What leadership brings to your startup

Being a great business leader will not influence uncontrollable events:  a federal policy change, new tariffs, or the pace of technological change. But as Viktor Frankl is famous for saying, you can control your behaviour in response to events, and since leaders have an outsized influence over the choices and behaviour of their businesses, how a founder acts as leader either increases or decreases the capacity of the business to deal with the uncontrollable, and therefore increase the chance of the business’ survival.

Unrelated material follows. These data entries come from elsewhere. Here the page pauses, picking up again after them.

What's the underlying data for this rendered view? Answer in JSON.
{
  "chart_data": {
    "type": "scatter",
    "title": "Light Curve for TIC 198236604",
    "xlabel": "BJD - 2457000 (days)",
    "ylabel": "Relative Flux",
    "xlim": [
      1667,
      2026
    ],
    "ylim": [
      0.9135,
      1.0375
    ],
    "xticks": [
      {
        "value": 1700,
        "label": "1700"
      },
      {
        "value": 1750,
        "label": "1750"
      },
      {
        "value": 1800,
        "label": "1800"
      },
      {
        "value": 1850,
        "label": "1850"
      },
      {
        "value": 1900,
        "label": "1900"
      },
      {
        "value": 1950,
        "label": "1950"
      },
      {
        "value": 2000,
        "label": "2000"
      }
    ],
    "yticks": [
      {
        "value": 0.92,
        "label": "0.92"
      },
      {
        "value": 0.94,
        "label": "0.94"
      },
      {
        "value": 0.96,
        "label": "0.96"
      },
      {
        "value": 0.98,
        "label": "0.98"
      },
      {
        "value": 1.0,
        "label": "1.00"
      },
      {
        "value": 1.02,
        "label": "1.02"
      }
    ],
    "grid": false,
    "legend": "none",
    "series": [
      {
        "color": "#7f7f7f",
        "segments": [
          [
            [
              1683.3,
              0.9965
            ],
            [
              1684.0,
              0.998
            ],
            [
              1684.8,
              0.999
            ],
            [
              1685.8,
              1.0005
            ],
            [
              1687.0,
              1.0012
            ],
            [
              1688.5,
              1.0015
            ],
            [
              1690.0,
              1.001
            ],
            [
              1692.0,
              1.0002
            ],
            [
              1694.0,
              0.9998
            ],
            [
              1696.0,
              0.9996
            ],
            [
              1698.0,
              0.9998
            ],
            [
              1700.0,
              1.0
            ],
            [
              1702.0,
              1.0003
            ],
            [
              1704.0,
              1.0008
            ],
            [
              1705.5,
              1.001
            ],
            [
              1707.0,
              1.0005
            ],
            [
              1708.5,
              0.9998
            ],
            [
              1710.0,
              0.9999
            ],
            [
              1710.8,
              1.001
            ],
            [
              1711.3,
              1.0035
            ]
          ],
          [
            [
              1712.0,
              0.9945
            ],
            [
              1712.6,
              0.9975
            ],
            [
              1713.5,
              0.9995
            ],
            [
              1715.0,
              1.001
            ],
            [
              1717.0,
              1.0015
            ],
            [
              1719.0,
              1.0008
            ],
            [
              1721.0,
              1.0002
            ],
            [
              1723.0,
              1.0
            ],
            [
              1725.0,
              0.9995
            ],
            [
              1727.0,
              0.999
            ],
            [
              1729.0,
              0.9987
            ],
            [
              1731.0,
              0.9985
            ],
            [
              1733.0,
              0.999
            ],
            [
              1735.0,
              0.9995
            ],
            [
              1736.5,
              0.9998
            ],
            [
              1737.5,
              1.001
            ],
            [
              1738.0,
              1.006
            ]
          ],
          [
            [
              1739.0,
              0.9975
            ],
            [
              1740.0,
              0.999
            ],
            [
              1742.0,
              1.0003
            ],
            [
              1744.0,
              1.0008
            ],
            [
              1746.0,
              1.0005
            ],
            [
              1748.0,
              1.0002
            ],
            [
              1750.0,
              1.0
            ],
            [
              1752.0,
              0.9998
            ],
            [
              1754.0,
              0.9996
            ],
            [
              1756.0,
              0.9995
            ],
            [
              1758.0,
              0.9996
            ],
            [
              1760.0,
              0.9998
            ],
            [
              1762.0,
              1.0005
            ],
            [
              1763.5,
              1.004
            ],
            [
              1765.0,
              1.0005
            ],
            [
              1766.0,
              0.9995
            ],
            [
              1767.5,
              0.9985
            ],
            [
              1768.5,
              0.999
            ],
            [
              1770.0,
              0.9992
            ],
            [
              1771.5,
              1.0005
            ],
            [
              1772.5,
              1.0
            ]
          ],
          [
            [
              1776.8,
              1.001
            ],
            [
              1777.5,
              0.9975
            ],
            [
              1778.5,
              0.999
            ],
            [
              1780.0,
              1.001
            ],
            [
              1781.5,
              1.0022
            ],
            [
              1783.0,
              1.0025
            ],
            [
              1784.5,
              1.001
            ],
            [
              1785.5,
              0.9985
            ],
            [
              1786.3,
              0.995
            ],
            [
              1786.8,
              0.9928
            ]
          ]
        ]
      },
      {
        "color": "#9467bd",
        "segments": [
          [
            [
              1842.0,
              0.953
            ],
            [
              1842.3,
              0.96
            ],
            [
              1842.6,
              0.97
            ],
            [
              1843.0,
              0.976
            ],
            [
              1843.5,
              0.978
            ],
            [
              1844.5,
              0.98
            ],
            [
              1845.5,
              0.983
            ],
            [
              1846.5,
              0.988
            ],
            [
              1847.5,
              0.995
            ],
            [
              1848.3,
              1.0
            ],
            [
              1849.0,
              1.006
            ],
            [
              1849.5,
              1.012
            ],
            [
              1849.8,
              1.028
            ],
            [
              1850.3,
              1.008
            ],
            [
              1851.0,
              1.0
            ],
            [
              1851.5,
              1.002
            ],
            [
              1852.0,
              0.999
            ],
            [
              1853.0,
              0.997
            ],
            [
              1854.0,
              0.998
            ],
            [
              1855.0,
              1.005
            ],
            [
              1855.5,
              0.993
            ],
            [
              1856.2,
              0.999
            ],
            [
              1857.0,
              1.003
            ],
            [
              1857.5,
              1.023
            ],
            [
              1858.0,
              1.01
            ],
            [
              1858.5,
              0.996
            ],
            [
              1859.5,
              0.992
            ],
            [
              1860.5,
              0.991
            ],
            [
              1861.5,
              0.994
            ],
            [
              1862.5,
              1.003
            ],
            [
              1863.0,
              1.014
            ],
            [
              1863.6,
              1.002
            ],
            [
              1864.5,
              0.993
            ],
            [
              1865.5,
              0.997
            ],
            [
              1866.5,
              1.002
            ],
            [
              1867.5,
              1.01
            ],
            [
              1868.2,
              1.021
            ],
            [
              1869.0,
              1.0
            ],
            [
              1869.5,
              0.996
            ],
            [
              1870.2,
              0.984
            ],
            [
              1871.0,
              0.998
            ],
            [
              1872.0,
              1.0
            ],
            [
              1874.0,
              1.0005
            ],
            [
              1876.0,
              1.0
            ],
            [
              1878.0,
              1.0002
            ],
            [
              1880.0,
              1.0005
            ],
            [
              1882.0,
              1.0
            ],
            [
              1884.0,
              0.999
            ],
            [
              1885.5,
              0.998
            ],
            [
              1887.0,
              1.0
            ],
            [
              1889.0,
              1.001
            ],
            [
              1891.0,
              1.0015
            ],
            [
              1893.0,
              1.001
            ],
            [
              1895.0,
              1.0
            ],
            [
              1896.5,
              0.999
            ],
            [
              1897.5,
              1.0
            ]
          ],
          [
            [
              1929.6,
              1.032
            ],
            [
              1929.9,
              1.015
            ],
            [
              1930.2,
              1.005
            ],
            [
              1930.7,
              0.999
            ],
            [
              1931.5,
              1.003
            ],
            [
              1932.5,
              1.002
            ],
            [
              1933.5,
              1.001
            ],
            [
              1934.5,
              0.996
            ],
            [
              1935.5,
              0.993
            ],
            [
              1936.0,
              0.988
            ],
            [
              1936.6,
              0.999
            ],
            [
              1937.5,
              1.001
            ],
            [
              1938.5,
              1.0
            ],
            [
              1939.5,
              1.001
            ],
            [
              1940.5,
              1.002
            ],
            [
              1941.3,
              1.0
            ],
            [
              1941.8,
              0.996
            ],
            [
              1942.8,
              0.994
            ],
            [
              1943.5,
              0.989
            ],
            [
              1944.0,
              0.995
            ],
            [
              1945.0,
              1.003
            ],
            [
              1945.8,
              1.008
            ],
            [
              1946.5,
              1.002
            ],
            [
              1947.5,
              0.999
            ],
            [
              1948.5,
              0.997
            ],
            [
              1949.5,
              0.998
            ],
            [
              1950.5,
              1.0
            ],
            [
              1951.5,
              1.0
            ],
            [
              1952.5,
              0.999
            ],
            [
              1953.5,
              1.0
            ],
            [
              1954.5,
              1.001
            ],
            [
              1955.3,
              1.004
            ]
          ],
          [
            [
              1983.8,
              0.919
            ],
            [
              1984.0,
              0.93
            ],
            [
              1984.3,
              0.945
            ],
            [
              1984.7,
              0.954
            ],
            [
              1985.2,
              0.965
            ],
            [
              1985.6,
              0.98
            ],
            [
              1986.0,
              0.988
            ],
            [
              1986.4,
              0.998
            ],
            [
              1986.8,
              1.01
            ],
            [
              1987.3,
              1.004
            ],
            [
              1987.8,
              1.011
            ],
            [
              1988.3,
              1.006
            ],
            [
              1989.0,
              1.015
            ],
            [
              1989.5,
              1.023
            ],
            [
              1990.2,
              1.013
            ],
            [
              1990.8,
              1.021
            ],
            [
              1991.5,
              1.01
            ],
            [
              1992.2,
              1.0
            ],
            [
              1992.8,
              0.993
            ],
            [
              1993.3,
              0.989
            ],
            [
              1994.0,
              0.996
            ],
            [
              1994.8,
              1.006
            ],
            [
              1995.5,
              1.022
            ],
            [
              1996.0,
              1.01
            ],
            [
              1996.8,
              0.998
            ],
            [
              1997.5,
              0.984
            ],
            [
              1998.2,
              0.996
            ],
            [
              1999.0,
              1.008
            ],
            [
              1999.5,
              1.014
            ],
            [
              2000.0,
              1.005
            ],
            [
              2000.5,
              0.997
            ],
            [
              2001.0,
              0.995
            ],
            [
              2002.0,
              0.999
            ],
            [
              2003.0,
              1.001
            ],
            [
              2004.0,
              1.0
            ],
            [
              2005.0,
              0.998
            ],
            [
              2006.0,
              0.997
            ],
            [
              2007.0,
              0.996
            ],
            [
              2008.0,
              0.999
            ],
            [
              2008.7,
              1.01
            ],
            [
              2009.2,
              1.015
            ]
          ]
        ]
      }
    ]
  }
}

This is one of my basic assertions: a better leader creates better results in his or her business, and increases the business’ chance of survival in those critical (and scary) first few years.

For example:

  • A good leader will make your team happier, more engaged, more productive and more coordinated, your employees will make fewer mistakes (or be able to change them when they do), find more opportunities, and produce more results. Wouldn’t this make you more able to attract investment or deal with unknowns better?
  • Good leaders distribute responsibility and accountability effectively and appropriately. If you’re not overburdened with responsibility, wouldn’t you be able to make better decisions, see more opportunities and be happier yourself?
  • A well-led team suffers fewer problems than a poorly-led team: employee turnover (staff redundancy for my friends in the UK), absenteeism, conflict, missed deadlines, uncoordinated results.